Breastfeeding outcomes

First, we have developed an NLP-based method to extract infant feeding status from unstructured EHR data that can be used to enhance population estimates of breastfeeding. Previous estimates of population-level breastfeeding have traditionally relied on self-reporting³³, phone call screenings³⁴, and mobile apps or registries that are costly³⁴, labor intensive, and may be subject to selection bias³⁵. The adoption of EHRs has enabled structured data analysis to estimate population-based breastfeeding outcomes in Canada^33,36 and Europe³⁷ using regression³⁷ and rule-based methods. The limitations of structured EHRs to evaluate breastfeeding include low data quality¹², high levels of missing data³⁸, EHRs-system constraints and the absence of standardized breastfeeding-related definitions and external mandates for structured data.
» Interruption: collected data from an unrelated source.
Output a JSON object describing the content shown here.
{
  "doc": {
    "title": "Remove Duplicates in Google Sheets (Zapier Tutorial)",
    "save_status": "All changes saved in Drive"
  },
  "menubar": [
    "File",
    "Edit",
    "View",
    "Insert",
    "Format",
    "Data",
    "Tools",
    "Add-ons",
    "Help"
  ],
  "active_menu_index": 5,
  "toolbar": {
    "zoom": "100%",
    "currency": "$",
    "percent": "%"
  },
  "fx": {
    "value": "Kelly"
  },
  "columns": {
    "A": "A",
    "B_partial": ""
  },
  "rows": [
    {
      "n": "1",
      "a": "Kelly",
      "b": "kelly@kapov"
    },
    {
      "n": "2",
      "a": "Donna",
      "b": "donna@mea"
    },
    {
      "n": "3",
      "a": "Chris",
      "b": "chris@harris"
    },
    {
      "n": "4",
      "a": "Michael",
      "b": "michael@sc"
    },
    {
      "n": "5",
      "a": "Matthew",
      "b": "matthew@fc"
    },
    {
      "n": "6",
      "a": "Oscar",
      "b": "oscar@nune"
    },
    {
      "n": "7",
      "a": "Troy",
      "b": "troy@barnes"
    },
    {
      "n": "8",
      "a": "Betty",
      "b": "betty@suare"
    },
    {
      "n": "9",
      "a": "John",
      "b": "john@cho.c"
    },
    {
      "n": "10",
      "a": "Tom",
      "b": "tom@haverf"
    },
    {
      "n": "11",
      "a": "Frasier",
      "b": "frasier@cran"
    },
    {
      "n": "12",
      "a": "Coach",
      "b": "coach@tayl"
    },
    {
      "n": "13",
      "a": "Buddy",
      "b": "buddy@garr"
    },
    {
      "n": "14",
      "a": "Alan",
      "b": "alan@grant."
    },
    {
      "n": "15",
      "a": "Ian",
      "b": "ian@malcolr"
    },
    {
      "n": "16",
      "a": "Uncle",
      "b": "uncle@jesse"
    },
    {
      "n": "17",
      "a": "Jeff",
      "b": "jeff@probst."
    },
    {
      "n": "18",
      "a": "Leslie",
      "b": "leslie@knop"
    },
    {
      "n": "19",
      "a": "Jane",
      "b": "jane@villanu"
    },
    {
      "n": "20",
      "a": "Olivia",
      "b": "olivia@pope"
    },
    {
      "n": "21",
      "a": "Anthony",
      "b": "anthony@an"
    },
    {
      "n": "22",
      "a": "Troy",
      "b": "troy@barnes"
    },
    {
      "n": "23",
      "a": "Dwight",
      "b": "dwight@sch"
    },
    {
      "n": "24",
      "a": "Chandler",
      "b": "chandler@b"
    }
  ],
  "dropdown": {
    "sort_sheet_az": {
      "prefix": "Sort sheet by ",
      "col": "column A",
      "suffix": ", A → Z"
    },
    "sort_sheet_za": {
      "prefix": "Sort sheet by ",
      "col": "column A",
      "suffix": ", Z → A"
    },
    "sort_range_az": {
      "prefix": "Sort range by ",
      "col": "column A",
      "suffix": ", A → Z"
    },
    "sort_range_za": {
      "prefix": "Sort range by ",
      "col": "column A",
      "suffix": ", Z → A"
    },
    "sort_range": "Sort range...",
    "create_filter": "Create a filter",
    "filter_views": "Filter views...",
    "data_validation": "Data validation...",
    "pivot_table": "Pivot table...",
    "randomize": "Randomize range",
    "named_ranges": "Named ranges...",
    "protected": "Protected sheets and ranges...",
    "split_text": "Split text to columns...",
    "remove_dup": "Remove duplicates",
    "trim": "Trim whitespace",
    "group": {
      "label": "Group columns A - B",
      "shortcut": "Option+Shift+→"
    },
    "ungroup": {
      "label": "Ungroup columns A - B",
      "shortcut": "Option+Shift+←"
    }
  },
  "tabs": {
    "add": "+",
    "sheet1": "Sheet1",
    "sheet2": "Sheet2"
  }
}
An important observation from our study is that NLP is a feasible method to extract perinatal outcomes such as infant feeding status from unstructured EHR data that include clinical notes, pathology and radiology reports, and continuity of care documents^39,40,41. Our study extends the area of perinatal NLP to include classification of infant feeding status using standard biomedical ontologies (e.g., MeSH) and rigorous annotation guidelines that can be used to standardize breastfeeding outcomes extracted from unstructured EHR data.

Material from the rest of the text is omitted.